简体繁体 English

带有 lme4 或其他包的稀疏混合模型

[英]Sparse Mixed Model with lme4 or other package

原文 2020-11-03 15:56:59 0 1 r/ matrix/ sparse-matrix/ lme4/ mixed-models

I use mixed models on a large file (500000 rows).我在一个大文件（500000 行）上使用混合模型。 My model formula looks like this:我的模型公式如下所示：
Y ~ 0 + num1:factor1 + num1:factor2 + num2:factor3 + factor4 + (0 + num3|subject) + (0 + num4|subject) + (1|subject) , Y ~ 0 + num1:factor1 + num1:factor2 + num2:factor3 + factor4 + (0 + num3|subject) + (0 + num4|subject) + (1|subject) ,
where num - numeric variables;其中num - 数字变量； factor - categorical variables/factors. factor - 分类变量/因子。

Since categorical variables have many unique levels , the fixed effects matrix is very sparse (sparsity ~0.9).由于分类变量有许多独特的水平，固定效应矩阵是非常稀疏（稀疏〜0.9）。
Fitting such a matrix if it is handle as dense requires a lot of time and RAM.如果处理如此密集，则拟合这样的矩阵需要大量时间和 RAM。

I had the same problem with linear regression.我对线性回归有同样的问题。
My dense matrix was 20GB , but when I converted it to sparse it became only 35 MB .我的密集矩阵是20GB ，但是当我将它转换为稀疏矩阵时，它变成了只有35 MB 。
So, I refused to use lm function and instead it used two another functions:所以，我拒绝使用lm函数，而是使用了另外两个函数：

sparse.model.matrix (to create a sparse model/design matrix) and sparse.model.matrix （创建稀疏模型/设计矩阵）和
MatrixModels:::lm.fit.sparse (to fit a sparse matrix and calculate coefficients).
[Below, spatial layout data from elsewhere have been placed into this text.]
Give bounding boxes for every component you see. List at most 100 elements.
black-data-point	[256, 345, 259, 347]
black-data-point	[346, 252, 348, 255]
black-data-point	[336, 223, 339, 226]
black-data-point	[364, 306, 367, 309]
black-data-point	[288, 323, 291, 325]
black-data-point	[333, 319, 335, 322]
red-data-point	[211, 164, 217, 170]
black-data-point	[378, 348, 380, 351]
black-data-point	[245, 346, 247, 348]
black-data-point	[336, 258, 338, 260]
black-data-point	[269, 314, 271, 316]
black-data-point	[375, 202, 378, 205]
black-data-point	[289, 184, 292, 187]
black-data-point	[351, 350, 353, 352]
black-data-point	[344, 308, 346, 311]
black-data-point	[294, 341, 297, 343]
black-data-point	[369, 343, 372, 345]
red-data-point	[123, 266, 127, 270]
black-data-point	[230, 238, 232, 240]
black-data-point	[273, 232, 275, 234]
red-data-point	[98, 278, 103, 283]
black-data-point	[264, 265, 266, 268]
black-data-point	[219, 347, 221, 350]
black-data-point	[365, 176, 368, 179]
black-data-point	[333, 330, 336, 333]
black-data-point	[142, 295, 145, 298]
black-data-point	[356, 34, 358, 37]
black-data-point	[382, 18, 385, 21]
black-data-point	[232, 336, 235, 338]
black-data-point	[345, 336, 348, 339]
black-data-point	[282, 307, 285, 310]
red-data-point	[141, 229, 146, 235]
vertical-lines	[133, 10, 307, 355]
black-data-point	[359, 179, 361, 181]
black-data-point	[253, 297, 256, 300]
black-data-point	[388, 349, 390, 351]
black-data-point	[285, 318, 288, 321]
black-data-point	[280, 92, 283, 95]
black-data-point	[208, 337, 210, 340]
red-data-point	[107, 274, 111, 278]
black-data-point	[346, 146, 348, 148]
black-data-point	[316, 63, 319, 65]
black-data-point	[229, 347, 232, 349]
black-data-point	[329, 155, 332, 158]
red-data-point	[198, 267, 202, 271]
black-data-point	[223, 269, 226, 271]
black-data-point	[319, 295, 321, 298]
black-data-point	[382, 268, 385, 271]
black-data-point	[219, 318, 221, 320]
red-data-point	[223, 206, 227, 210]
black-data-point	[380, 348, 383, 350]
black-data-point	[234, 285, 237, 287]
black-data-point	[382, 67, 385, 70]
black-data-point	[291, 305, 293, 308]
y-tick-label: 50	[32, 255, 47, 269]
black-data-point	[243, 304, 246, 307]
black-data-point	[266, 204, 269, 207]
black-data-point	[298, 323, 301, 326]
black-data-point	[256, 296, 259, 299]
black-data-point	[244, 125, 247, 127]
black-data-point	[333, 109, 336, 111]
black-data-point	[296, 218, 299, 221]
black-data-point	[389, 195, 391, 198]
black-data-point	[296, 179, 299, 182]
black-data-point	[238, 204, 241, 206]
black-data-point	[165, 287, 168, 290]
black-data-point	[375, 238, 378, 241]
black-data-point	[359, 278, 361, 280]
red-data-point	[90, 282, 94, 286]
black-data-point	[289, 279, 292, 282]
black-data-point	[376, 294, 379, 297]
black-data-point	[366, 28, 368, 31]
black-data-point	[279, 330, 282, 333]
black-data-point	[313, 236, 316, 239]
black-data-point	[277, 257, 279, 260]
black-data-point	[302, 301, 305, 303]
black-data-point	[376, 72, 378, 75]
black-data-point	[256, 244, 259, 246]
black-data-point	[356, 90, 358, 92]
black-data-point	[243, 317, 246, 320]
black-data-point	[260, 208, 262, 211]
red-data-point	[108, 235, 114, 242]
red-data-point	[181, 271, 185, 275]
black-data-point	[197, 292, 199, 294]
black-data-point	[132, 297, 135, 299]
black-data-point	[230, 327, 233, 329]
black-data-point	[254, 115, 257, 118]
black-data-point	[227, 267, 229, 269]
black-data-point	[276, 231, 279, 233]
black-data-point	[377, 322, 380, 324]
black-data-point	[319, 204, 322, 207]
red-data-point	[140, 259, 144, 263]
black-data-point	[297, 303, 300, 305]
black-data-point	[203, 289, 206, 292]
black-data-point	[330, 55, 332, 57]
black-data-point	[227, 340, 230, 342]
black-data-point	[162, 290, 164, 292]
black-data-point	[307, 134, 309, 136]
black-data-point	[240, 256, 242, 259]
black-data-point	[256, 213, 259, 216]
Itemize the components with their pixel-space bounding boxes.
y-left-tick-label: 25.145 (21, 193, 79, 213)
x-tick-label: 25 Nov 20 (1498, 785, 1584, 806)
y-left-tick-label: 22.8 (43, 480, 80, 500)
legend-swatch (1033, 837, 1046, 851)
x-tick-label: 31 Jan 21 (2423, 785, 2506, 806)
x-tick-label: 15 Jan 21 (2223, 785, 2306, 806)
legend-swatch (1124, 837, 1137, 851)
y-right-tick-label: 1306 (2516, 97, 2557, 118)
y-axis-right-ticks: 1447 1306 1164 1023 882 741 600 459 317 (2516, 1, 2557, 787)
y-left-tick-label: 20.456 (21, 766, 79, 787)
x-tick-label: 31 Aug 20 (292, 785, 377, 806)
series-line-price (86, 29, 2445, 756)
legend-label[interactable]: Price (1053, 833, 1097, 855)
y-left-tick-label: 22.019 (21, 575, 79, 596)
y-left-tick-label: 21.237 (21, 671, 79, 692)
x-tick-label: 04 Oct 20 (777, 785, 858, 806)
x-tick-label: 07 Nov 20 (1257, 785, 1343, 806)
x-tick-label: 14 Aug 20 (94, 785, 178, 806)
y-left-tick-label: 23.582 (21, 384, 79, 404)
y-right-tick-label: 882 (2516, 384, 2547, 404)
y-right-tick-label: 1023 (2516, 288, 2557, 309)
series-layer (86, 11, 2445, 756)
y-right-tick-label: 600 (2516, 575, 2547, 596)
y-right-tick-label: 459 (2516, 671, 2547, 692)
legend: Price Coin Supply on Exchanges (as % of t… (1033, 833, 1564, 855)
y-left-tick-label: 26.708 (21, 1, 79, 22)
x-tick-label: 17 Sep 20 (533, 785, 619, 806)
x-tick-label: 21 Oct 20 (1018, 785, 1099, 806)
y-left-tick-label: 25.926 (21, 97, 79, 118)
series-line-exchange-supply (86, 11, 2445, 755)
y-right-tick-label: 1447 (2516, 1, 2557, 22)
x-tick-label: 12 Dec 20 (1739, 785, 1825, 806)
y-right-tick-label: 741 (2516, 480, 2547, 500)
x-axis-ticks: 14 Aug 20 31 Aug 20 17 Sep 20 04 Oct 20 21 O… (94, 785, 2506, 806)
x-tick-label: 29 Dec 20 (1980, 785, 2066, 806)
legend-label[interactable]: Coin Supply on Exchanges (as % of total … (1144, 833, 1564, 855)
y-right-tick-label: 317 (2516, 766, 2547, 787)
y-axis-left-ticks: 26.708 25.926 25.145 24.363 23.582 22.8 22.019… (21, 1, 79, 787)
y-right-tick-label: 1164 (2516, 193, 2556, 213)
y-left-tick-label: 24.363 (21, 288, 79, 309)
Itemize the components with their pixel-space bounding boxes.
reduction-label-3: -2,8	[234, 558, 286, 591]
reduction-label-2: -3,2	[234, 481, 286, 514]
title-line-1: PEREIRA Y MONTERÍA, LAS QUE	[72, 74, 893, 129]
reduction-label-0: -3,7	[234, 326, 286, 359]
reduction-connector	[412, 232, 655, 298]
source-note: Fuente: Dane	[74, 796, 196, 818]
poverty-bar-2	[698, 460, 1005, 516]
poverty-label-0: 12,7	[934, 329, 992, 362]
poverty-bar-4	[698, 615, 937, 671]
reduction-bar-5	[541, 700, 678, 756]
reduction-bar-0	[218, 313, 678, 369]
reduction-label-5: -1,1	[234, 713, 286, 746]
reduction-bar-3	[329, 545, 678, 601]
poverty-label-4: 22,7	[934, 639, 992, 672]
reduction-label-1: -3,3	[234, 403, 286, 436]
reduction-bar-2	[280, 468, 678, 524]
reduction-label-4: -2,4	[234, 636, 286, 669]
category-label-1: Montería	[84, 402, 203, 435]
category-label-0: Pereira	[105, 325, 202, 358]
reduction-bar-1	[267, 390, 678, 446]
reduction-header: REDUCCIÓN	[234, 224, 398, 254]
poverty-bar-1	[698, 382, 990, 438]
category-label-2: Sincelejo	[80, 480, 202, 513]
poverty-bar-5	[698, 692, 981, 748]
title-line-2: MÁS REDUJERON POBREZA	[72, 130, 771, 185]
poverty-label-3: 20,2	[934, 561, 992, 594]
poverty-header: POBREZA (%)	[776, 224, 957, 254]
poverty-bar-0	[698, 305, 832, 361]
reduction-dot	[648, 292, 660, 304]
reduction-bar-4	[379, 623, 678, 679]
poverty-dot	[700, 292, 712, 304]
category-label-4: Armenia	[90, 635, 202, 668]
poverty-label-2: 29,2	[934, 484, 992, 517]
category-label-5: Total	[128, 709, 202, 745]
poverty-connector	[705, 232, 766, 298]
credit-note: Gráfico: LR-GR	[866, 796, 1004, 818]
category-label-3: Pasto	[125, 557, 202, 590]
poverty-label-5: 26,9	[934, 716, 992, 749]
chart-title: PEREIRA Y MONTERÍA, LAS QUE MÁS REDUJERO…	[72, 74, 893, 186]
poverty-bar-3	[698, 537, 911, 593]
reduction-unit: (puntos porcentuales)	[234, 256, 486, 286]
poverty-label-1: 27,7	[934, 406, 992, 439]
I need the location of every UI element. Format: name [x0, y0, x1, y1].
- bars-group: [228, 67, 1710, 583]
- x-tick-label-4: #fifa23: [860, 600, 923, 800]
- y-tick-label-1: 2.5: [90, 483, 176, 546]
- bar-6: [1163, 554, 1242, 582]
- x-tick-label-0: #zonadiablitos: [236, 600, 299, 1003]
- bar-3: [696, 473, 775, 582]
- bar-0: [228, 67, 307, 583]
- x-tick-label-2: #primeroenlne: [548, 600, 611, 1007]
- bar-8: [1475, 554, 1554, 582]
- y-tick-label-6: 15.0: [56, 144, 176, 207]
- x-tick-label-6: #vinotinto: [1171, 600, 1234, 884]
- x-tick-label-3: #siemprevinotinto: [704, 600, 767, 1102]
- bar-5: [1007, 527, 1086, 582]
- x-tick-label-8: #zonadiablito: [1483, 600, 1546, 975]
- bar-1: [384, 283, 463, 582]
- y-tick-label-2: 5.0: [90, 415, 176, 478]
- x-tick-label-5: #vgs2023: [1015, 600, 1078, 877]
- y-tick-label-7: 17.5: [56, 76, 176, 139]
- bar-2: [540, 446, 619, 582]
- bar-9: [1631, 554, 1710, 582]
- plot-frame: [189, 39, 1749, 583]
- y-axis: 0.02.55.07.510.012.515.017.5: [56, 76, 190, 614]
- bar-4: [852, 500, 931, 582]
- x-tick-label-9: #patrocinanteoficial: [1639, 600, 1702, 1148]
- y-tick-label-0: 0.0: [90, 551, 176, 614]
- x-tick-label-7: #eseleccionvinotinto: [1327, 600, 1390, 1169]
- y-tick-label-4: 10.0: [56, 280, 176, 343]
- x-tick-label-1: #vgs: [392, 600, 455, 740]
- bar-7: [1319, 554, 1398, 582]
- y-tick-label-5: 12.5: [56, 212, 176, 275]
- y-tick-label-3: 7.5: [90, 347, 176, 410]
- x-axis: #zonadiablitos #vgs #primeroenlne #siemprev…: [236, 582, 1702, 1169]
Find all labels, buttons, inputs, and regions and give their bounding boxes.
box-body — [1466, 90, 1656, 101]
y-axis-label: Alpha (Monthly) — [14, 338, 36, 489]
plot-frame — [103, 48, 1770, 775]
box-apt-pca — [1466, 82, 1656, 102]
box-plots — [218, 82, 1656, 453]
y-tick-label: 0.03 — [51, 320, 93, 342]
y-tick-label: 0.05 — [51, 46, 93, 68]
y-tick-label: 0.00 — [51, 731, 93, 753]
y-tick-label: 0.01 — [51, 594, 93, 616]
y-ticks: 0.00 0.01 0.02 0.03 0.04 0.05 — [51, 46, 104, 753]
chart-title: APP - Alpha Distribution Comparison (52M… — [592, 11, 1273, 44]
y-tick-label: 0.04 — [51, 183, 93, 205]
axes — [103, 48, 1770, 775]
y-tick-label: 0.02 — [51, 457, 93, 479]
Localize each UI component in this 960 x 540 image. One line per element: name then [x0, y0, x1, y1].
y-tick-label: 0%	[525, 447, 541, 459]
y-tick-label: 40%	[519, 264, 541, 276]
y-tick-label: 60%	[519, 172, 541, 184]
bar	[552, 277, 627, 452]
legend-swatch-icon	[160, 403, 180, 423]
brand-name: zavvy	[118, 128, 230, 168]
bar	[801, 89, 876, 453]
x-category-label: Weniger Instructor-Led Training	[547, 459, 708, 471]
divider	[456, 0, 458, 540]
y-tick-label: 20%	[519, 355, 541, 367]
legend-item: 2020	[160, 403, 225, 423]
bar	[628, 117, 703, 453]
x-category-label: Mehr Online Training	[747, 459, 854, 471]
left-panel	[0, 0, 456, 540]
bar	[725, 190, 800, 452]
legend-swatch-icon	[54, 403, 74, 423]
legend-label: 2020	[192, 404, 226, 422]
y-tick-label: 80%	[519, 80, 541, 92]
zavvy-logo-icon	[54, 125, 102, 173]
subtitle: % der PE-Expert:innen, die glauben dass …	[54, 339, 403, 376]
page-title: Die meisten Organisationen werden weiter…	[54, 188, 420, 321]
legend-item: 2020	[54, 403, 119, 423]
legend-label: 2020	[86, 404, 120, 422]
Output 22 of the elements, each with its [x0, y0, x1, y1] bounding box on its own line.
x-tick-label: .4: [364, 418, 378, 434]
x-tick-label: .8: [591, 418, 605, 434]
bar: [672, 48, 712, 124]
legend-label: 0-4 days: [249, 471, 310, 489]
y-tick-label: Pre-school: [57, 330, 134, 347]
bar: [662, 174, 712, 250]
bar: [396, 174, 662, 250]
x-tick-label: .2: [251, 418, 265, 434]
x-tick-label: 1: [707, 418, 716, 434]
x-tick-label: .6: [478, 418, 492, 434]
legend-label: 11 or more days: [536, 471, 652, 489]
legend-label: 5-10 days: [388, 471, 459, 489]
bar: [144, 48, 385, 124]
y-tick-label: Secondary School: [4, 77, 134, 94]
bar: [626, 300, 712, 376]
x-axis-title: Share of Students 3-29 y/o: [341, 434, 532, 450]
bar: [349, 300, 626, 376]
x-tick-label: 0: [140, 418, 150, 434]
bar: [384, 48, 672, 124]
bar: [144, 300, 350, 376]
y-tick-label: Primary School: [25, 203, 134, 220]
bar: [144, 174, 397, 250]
MatrixModels:::lm.fit.sparse （拟合稀疏矩阵并计算系数）。

Can I apply a similar approach to mixed models?我可以将类似的方法应用于混合模型吗？
What functions / packages can I use to implement this?我可以使用哪些函数/包来实现这一点？

That is, my main question is whether it is possible to implement mixed models with sparse matrices ?也就是说，我的主要问题是是否可以使用稀疏矩阵实现混合模型？
What functions should I use to create X and Z sparse model matrices?我应该使用哪些函数来创建X和Z稀疏模型矩阵？
Then, which function should I use for fitting the model with sparse matrices to get coefficients?那么，我应该使用哪个函数来拟合具有稀疏矩阵的模型以获得系数？

I would be very-very grateful for any help with this!我将非常非常感谢您对此的任何帮助！

1 个解决方案

As of version 1.0.2.1 on CRAN, glmmTMB has a sparseX argument:从 CRAN 上的glmmTMB版本开始， glmmTMB有一个sparseX参数：

sparseX: a named logical vector containing (possibly) elements named "cond", "zi", "disp" to indicate whether fixed-effect model matrices for particular model components should be generated as sparse matrices, eg 'c(cond=TRUE)'. sparseX：一个命名的逻辑向量，包含（可能）名为“cond”、“zi”、“disp”的元素，以指示是否应将特定模型组件的固定效应模型矩阵生成为稀疏矩阵，例如 'c(cond=TRUE) '。 Default is all 'FALSE'默认全部为“假”

You would probably want glmmTMB([formula], [data], sparseX=c(cond=TRUE)) ( glmmTMB uses family="gaussian" by default).您可能需要glmmTMB([formula], [data], sparseX=c(cond=TRUE)) （默认情况下glmmTMB使用family="gaussian" ）。

glmmTMB is not quite as fast for linear mixed models as lme4 is: I don't know what your mileage will be (but will be interested to here). glmmTMB是不是很快速的线性混合模型作为lme4是：我不知道你的里程将是怎样的（但会在这里兴趣）。 There is also some discussion here about how to hack the equivalent of sparse model matrices in lme4 (by letting the many-level factor be a random effect with a large fixed variance).也有一些讨论，在这里了解如何破解稀疏矩阵模型中的等价lme4 （通过让许多层次的因素是与庞大的固定方差的随机效应）。